Understanding Mixed Number Subtraction
Mixed numbers are numbers that have both whole numbers and
fractions.
When subtracting mixed numbers with different denominators, we need to find a common denominator first.
This makes the fractions compatible so we can subtract them easily!
Step-by-Step Guide
1️⃣ Convert the mixed numbers to improper fractions
2️⃣ Find a common denominator for the fractions
3️⃣ Subtract the numerators and keep the denominator
4️⃣ Simplify the result if possible
5️⃣ Convert back to a mixed number if needed
Let's Practice Together!
Example 1: Subtract \(2\frac{3}{4} - 1\frac{1}{2}\)
1. Convert to improper fractions:
\(2\frac{3}{4} = \frac{11}{4}\) and \(1\frac{1}{2} = \frac{3}{2}\)
2. Find common denominator (4):
\(\frac{11}{4} - \frac{6}{4} = \frac{5}{4}\)

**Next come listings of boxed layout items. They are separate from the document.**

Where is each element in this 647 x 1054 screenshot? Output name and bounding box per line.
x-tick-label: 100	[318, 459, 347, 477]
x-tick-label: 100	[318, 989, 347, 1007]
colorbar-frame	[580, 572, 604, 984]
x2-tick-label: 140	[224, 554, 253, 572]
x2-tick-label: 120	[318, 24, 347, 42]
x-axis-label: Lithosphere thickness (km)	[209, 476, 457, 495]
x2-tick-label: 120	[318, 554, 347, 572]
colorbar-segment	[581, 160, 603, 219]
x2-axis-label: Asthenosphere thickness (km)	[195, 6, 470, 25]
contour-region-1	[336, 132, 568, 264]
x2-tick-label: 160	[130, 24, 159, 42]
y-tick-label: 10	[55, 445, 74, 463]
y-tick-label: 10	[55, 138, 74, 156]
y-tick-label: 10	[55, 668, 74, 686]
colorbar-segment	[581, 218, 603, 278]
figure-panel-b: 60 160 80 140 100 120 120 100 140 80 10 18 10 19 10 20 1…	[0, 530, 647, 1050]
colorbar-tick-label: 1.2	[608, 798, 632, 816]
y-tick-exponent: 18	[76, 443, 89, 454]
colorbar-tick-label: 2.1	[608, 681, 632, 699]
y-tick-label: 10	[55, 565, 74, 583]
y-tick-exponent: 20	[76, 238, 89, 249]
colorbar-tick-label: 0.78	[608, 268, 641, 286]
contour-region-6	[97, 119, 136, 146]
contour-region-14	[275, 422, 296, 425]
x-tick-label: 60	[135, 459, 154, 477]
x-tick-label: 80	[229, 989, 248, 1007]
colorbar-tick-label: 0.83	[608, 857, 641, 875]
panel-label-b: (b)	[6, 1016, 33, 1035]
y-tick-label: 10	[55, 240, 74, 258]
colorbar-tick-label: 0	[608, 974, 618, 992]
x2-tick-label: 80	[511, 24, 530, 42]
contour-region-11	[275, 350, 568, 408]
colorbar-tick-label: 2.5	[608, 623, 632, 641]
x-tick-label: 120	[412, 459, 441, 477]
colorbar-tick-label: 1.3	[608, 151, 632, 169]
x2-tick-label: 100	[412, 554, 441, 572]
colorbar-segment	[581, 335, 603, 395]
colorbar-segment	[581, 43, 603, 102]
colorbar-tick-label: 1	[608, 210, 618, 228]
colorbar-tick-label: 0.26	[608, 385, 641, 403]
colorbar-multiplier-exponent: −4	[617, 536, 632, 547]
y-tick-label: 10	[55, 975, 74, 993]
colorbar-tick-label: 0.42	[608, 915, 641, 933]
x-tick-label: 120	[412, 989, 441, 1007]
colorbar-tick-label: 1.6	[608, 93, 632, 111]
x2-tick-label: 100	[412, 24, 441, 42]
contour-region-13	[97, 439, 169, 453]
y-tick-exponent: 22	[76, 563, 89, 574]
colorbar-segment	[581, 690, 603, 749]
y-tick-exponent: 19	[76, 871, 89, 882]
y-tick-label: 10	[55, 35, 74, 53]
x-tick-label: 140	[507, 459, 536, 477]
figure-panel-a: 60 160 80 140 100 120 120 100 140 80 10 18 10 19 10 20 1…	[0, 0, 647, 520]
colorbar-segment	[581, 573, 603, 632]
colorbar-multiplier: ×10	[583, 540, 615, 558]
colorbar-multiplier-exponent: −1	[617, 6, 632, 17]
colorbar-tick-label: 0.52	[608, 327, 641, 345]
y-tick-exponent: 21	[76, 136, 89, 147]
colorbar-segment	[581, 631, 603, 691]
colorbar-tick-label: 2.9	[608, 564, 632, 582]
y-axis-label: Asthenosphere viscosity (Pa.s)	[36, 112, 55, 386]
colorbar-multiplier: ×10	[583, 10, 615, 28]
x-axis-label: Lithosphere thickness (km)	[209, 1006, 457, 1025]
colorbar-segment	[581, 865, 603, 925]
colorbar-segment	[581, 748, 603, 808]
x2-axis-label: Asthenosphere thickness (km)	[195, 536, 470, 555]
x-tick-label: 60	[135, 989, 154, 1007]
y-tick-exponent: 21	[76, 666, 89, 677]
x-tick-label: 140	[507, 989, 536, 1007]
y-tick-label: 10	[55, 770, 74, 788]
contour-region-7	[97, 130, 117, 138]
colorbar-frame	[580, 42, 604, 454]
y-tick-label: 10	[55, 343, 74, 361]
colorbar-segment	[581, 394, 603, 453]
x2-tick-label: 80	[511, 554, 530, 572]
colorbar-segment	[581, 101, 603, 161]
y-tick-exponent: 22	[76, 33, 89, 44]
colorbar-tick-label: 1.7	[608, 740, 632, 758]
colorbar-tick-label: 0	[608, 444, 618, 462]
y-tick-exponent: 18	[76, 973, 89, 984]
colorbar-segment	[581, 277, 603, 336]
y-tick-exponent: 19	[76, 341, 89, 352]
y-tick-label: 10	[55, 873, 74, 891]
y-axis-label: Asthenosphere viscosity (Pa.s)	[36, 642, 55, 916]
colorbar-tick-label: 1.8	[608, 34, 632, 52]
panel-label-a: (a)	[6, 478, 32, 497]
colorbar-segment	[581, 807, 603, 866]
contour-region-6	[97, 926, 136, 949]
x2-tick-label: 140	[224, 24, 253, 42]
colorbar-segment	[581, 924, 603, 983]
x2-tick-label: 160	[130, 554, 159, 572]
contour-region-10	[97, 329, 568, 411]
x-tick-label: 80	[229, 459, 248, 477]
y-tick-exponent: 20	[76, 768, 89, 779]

3. Convert back to mixed number:
\(\frac{5}{4} = 1\frac{1}{4}\)
Final answer: \(1\frac{1}{4}\)
Example 2: Subtract \(3\frac{2}{5} - 1\frac{3}{4}\)
1. Convert to improper fractions:
\(3\frac{2}{5} = \frac{17}{5}\) and \(1\frac{3}{4} = \frac{7}{4}\)
2. Find common denominator (20):
\(\frac{17}{5} = \frac{68}{20}\) and \(\frac{7}{4} = \frac{35}{20}\)
3. Subtract numerators:
\(\frac{68}{20} - \frac{35}{20} = \frac{33}{20}\)
4. Convert back to mixed number:
\(\frac{33}{20} = 1\frac{13}{20}\)
Final answer: \(1\frac{13}{20}\)
Parent Tips 🌟
- Kitchen Math: Use measuring cups to demonstrate mixed numbers in real life - subtract 1½ cups from 2¾ cups of flour in a recipe.
- Visual Aids: Draw pizzas or pies divided into different fractions to show why common denominators are needed.
- Step Check: Have your child explain each step out loud - understanding why we convert to improper fractions is key!